En zengin, kusursuz sofrayı anlatırken bile ‘kuş sütü eksik!’ diyoruz.
Neden acaba her şeye eksiğinden bakıyoruz?
**
Öyle ama…
Herkesin bir eksik tarafı yok mudur zaten?
Kimi annelik duygusuna hasrettir. Kimi aşk’a hasrettir. Kimi de mutluluğuna hasrettir.
Bir eksiklik bir hasret hep vardır.
**
Yanındayken kıymetini bilmeyip kaybedince de kendi benliğinden çıkanlara selam olsun kaçtı tren diyoruz.
Sen kaçırdığın gibi bende kaçırdım, o trenle benim de hayallerim gitti, neşem gitti, gülüşlerim gitti. Toparlayamıyorum, kendimi daha çok kayboluyoruz.
Unutuluyoruz…
**
Önce burnum sızlıyor, kalbime doğru bir sancı başlıyor, sonra da gözlerim doluyor. İsyan etmiyorum ama çok sorguluyorum, neden diyorum.
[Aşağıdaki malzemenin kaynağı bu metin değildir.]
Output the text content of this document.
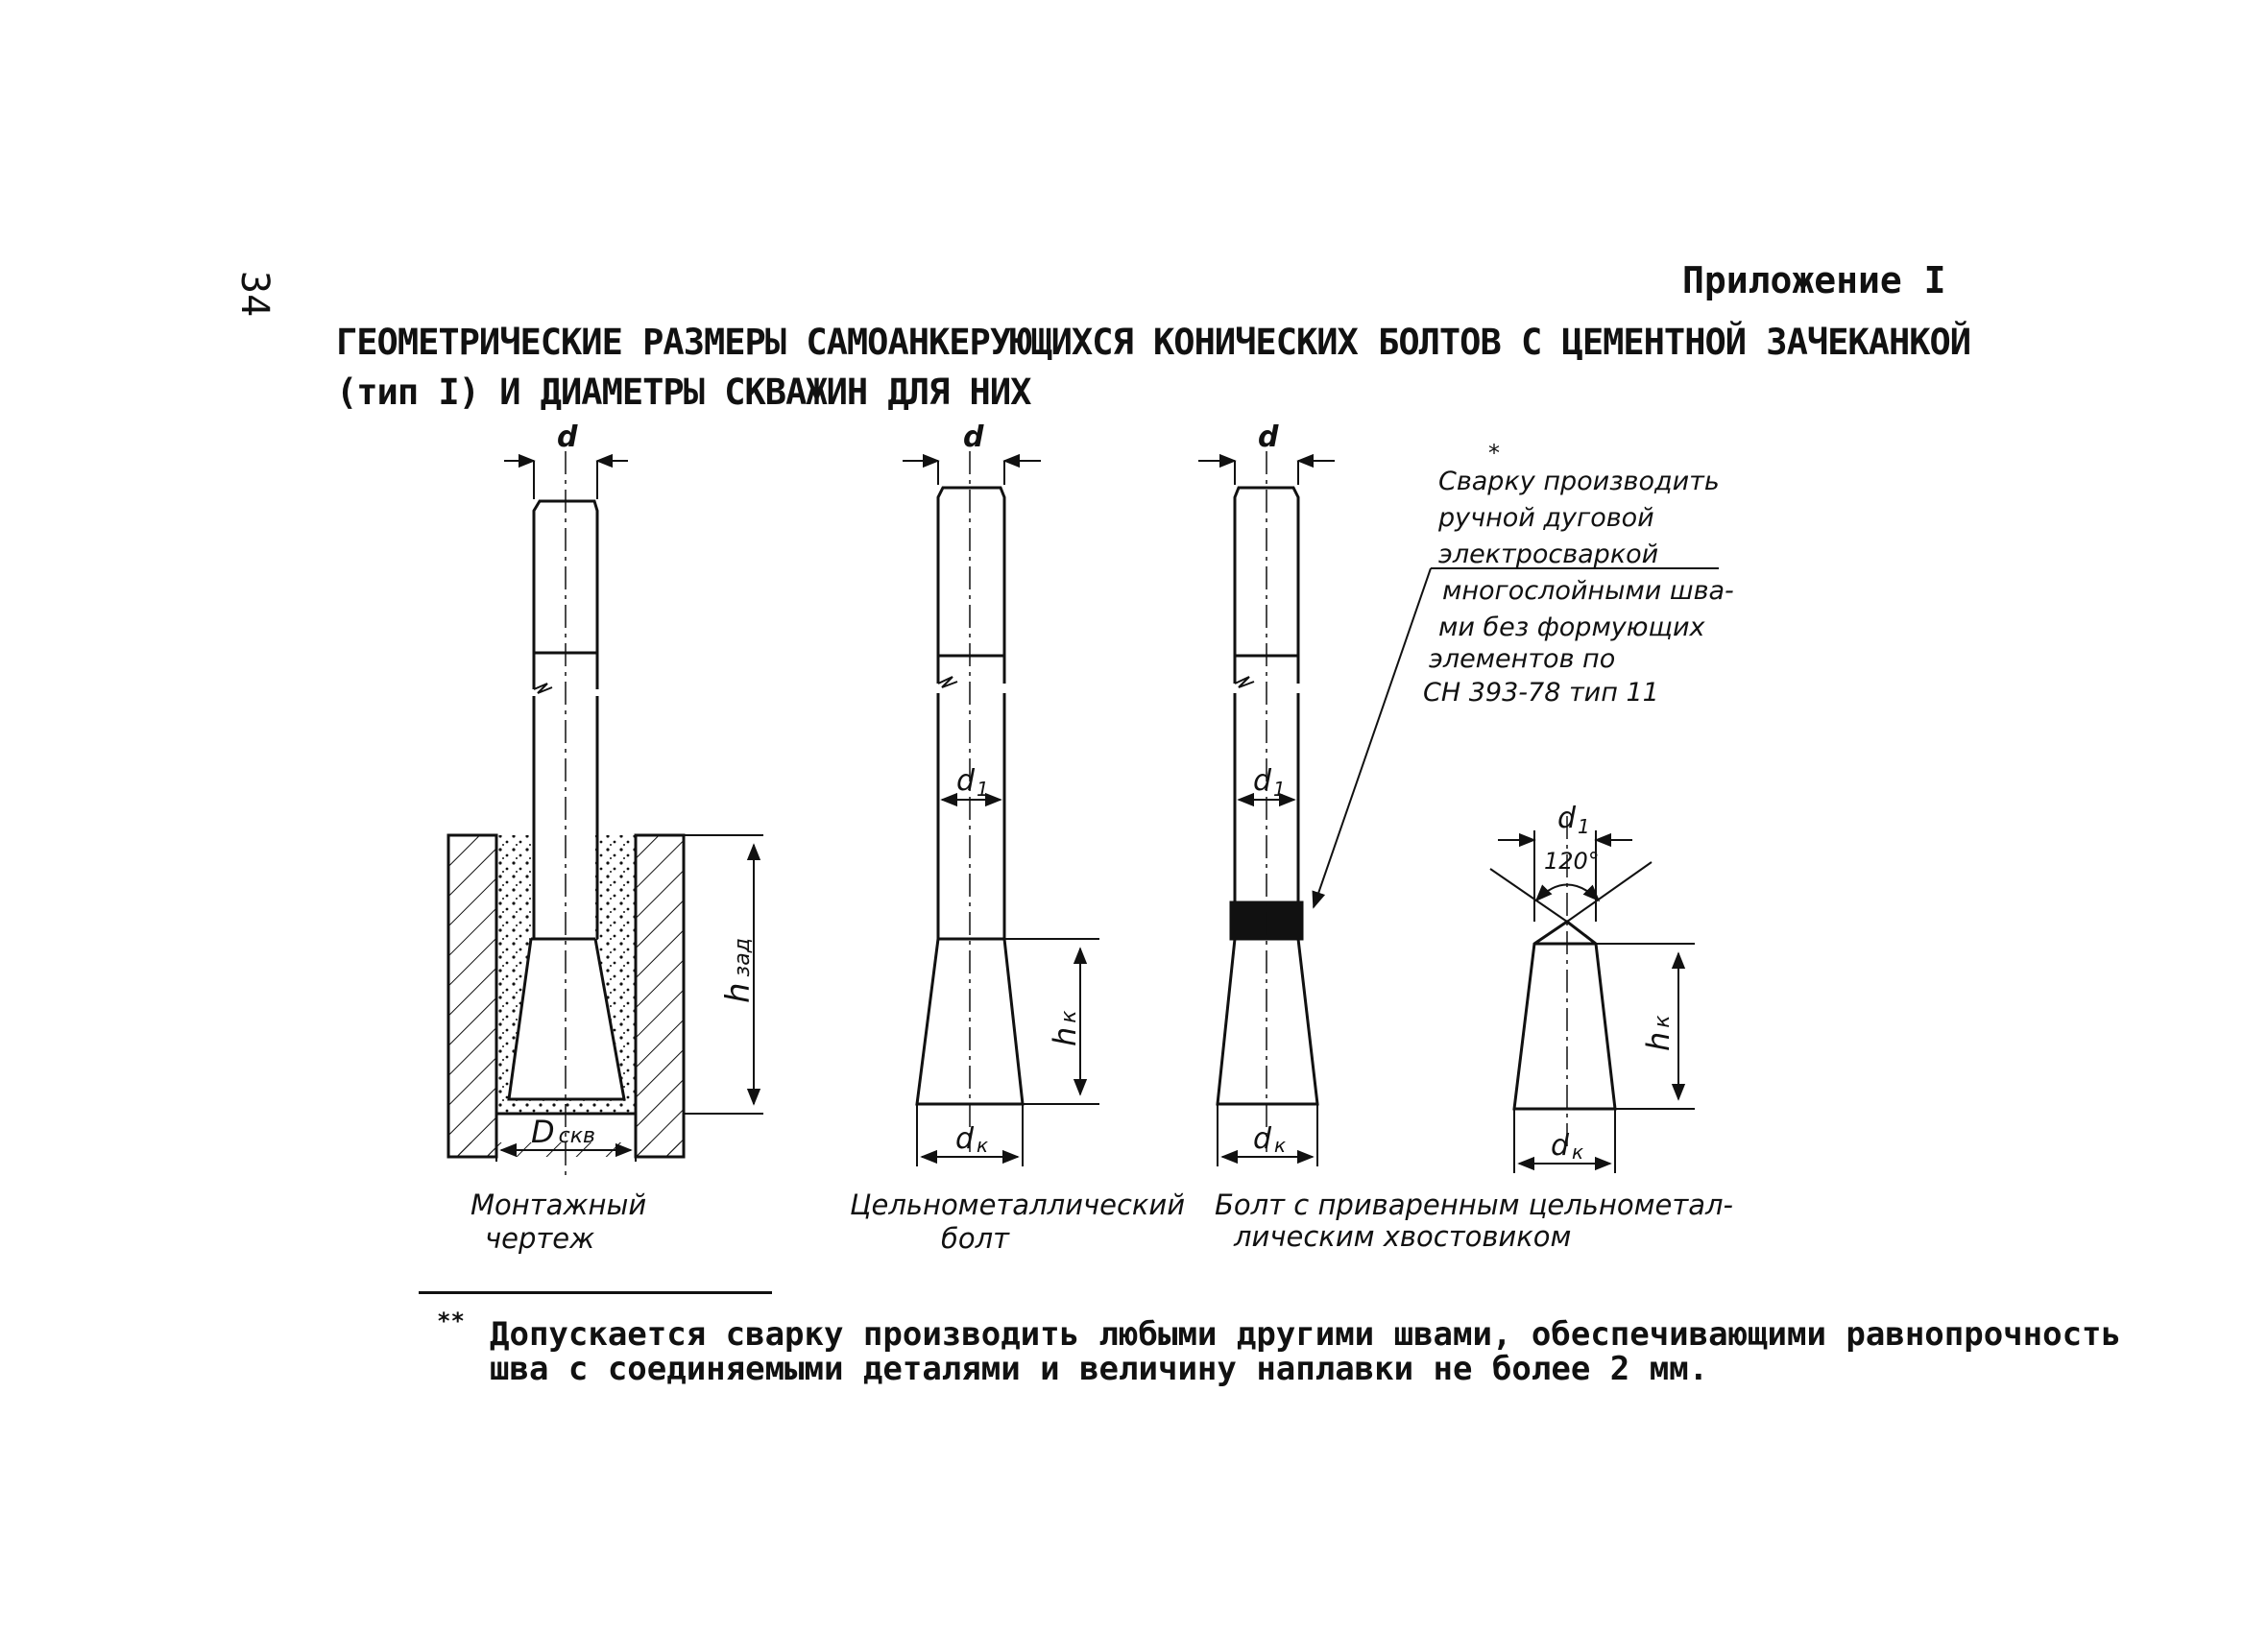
34	Приложение I
ГЕОМЕТРИЧЕСКИЕ РАЗМЕРЫ САМОАНКЕРУЮЩИХСЯ КОНИЧЕСКИХ БОЛТОВ С ЦЕМЕНТНОЙ ЗАЧЕКАНКОЙ
(тип I) И ДИАМЕТРЫ СКВАЖИН ДЛЯ НИХ
d
hзад
D скв
Монтажный
чертеж
d
d $_1$
hк
dк
Цельнометаллический
болт
d
d $_1$
dк
Болт с приваренным цельнометал-
лическим хвостовиком
*
Сварку производить
ручной дуговой
электросваркой
многослойными шва-
ми без формующих
элементов по
СН 393-78 тип 11
d $_1$
120°
hк
dк
** Допускается сварку производить любыми другими швами, обеспечивающими равнопрочность
шва с соединяемыми деталями и величину наплавки не более 2 мм.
Neden gittin, neden şuan hasretiz kokumuza, olmuyor böyle diyorum kendime başa çıkamayacaksın bu acıyla sonra durup düşünüyorum ölüm var bu hayatta en acı ama gerçek olan ölüm ‘bir ölüme çare yok diyorum bir de kaçan heveslere.’
**
Sensiz yaşamaya alışıyorum ama karşıma çıkıyor adın bir bakıyorum senin adını vermişler dükkâna yine düşüyorsun aklıma.
Senle ama sensiz yaşamaya alıştırdı beni bu hayat
Merak ediyorum sen nasılsın?
**
Toparlanabildin mi, gülebiliyor musun eskisi gibi iyi olmanı isterim bir an önce toparlan ve ayağa kalk düşmanımız çoktu hatırla
Büyü, alışma ama büyü geçecek bunlar.